The Economist: Cancer in the Developing World, Worse than AIDS
SARA STULAC is a paediatrician, but doctors in Rwanda must be adaptable. One of her first patients after arriving from America in 2005 was a young girl with a tumour the size of a cauliflower on her face. The girl’s father, a subsistence farmer, had tried traditional healers and local doctors, but the tumour had grown, along with his expenses. An oncologist was needed. If only the country had one. Eventually Dr Stulac called one in America who talked her through the treatment that would save the girl’s life.

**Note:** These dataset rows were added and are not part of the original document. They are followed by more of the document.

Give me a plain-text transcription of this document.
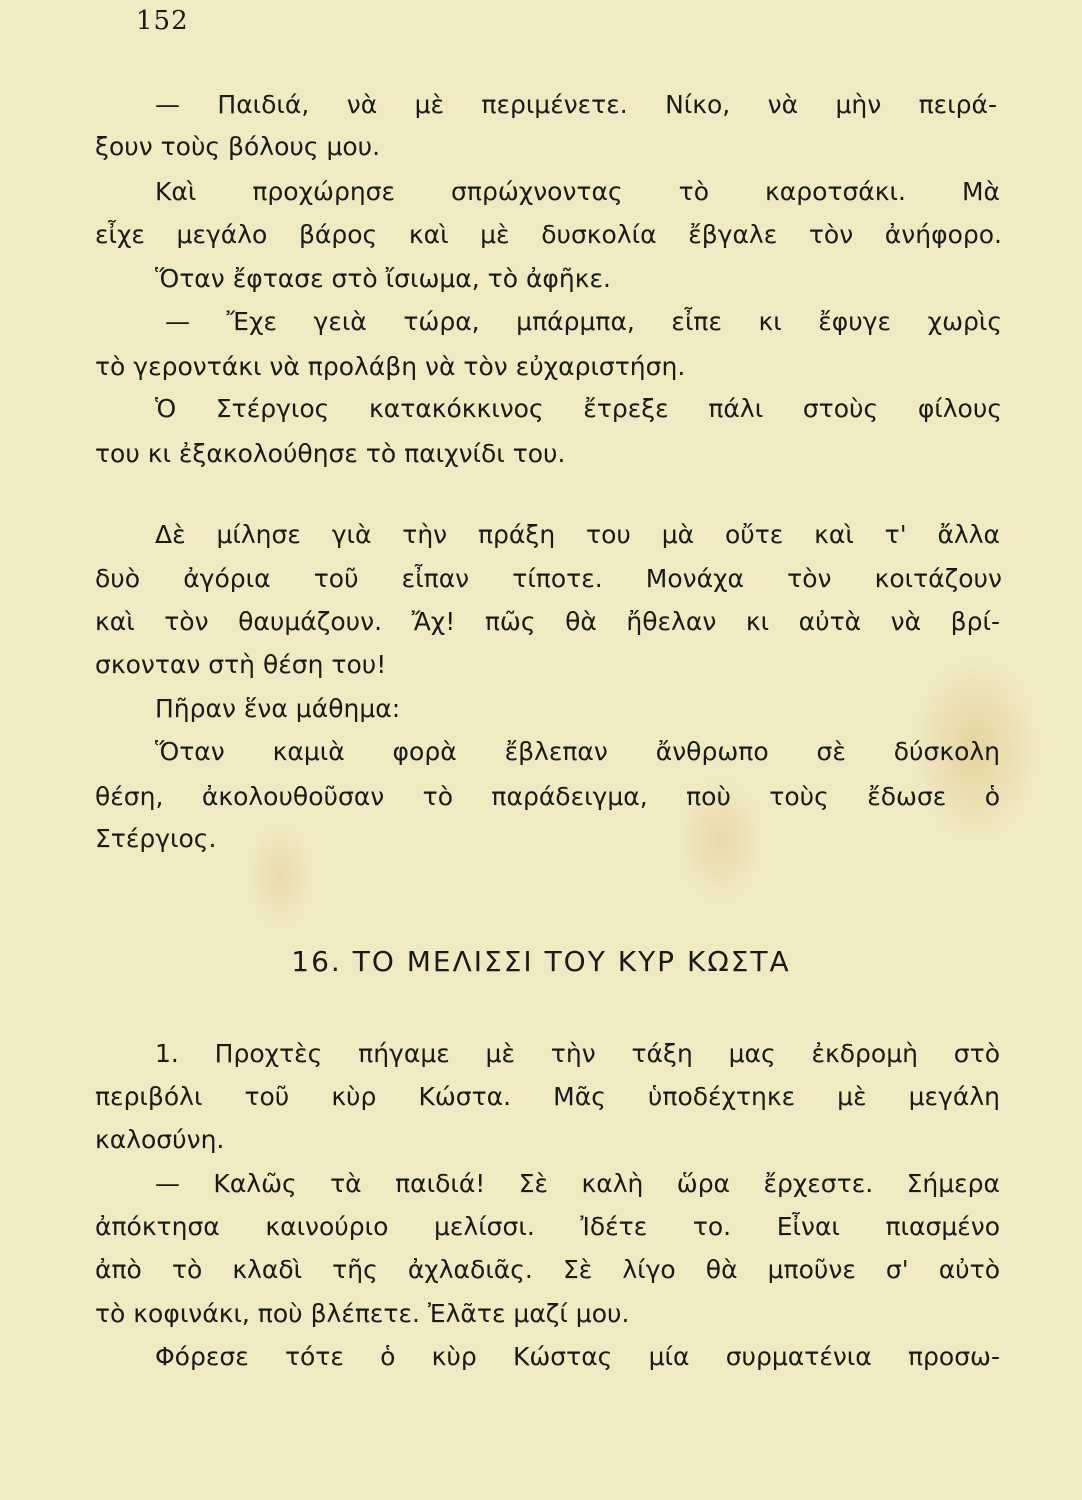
152
— Παιδιά, νὰ μὲ περιμένετε. Νίκο, νὰ μὴν πειρά-
ξουν τοὺς βόλους μου.
Καὶ προχώρησε σπρώχνοντας τὸ καροτσάκι. Μὰ
εἶχε μεγάλο βάρος καὶ μὲ δυσκολία ἔβγαλε τὸν ἀνήφορο.
Ὅταν ἔφτασε στὸ ἴσιωμα, τὸ ἀφῆκε.
— Ἔχε γειὰ τώρα, μπάρμπα, εἶπε κι ἔφυγε χωρὶς
τὸ γεροντάκι νὰ προλάβη νὰ τὸν εὐχαριστήση.
Ὁ Στέργιος κατακόκκινος ἔτρεξε πάλι στοὺς φίλους
του κι ἐξακολούθησε τὸ παιχνίδι του.
Δὲ μίλησε γιὰ τὴν πράξη του μὰ οὔτε καὶ τ' ἄλλα
δυὸ ἀγόρια τοῦ εἶπαν τίποτε. Μονάχα τὸν κοιτάζουν
καὶ τὸν θαυμάζουν. Ἄχ! πῶς θὰ ἤθελαν κι αὐτὰ νὰ βρί-
σκονταν στὴ θέση του!
Πῆραν ἕνα μάθημα:
Ὅταν καμιὰ φορὰ ἔβλεπαν ἄνθρωπο σὲ δύσκολη
θέση, ἀκολουθοῦσαν τὸ παράδειγμα, ποὺ τοὺς ἔδωσε ὁ
Στέργιος.
16. ΤΟ ΜΕΛΙΣΣΙ ΤΟΥ ΚΥΡ ΚΩΣΤΑ
1. Προχτὲς πήγαμε μὲ τὴν τάξη μας ἐκδρομὴ στὸ
περιβόλι τοῦ κὺρ Κώστα. Μᾶς ὑποδέχτηκε μὲ μεγάλη
καλοσύνη.
— Καλῶς τὰ παιδιά! Σὲ καλὴ ὥρα ἔρχεστε. Σήμερα
ἀπόκτησα καινούριο μελίσσι. Ἰδέτε το. Εἶναι πιασμένο
ἀπὸ τὸ κλαδὶ τῆς ἀχλαδιᾶς. Σὲ λίγο θὰ μποῦνε σ' αὐτὸ
τὸ κοφινάκι, ποὺ βλέπετε. Ἐλᾶτε μαζί μου.
Φόρεσε τότε ὁ κὺρ Κώστας μία συρματένια προσω-
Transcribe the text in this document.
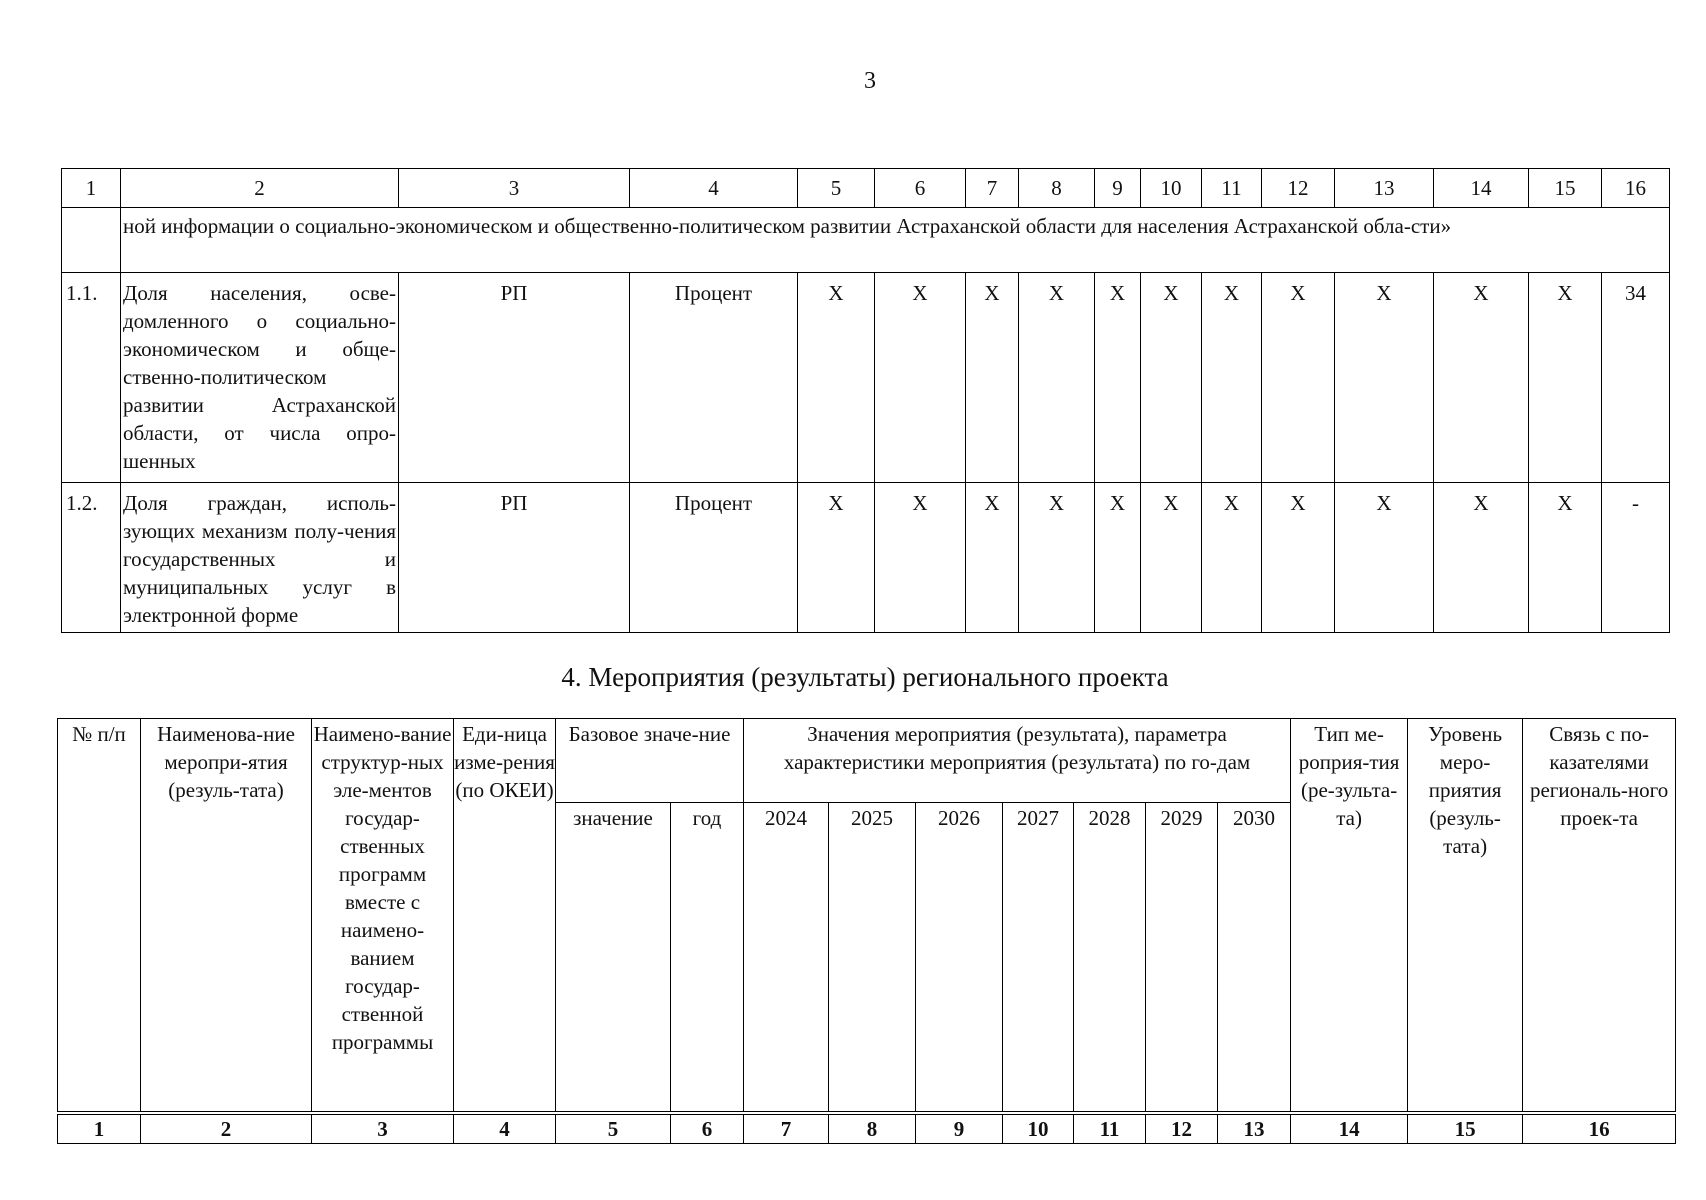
3
1	2	3	4	5	6	7	8	9	10	11	12	13	14	15	16
	ной информации о социально-экономическом и общественно-политическом развитии Астраханской области для населения Астраханской обла-сти»														
1.1.	Доля населения, осве-домленного о социально-экономическом и обще-ственно-политическом развитии Астраханской области, от числа опро-шенных	РП	Процент	X	X	X	X	X	X	X	X	X	X	X	34
1.2.	Доля граждан, исполь-зующих механизм полу-чения государственных и муниципальных услуг в электронной форме	РП	Процент	X	X	X	X	X	X	X	X	X	X	X	-
4. Мероприятия (результаты) регионального проекта
№ п/п	Наименова-ние меропри-ятия (резуль-тата)	Наимено-вание структур-ных эле-ментов государ-ственных программ вместе с наимено-ванием государ-ственной программы	Еди-ница изме-рения (по ОКЕИ)	Базовое значе-ние		Значения мероприятия (результата), параметра характеристики мероприятия (результата) по го-дам							Тип ме-роприя-тия (ре-зульта-та)	Уровень меро-приятия (резуль-тата)	Связь с по-казателями региональ-ного проек-та
				значение	год	2024	2025	2026	2027	2028	2029	2030			
1	2	3	4	5	6	7	8	9	10	11	12	13	14	15	16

What makes this story unusual is its happy ending. According to the International Agency for Research on Cancer (IARC), part of the World Health Organisation (WHO), low- and middle-income countries accounted for 57% of the 14m people diagnosed with cancer worldwide in 2012—but 65% of the deaths. Cancer kills more people in poor countries than AIDS, malaria and tuberculosis combined.
Residents of poor countries have long suffered from cancers, such as those of the liver and cervix, that are associated with infections. But as they have grown richer, drinking, smoking and fatty foods have led to more breast, colorectal and lung cancer. Women who used to die in childbirth now live long enough to develop breast cancer. HIV patients on antiretroviral drugs are dying of other causes.
Glass-half-full types view this as a success. But resources have not shifted with the burden of disease. Many developing countries have no trained oncologists, let alone a treatment centre. Even where care is available, the sick often delay because they are poor or do not know that treatment is urgent. Some languages have no word for cancer.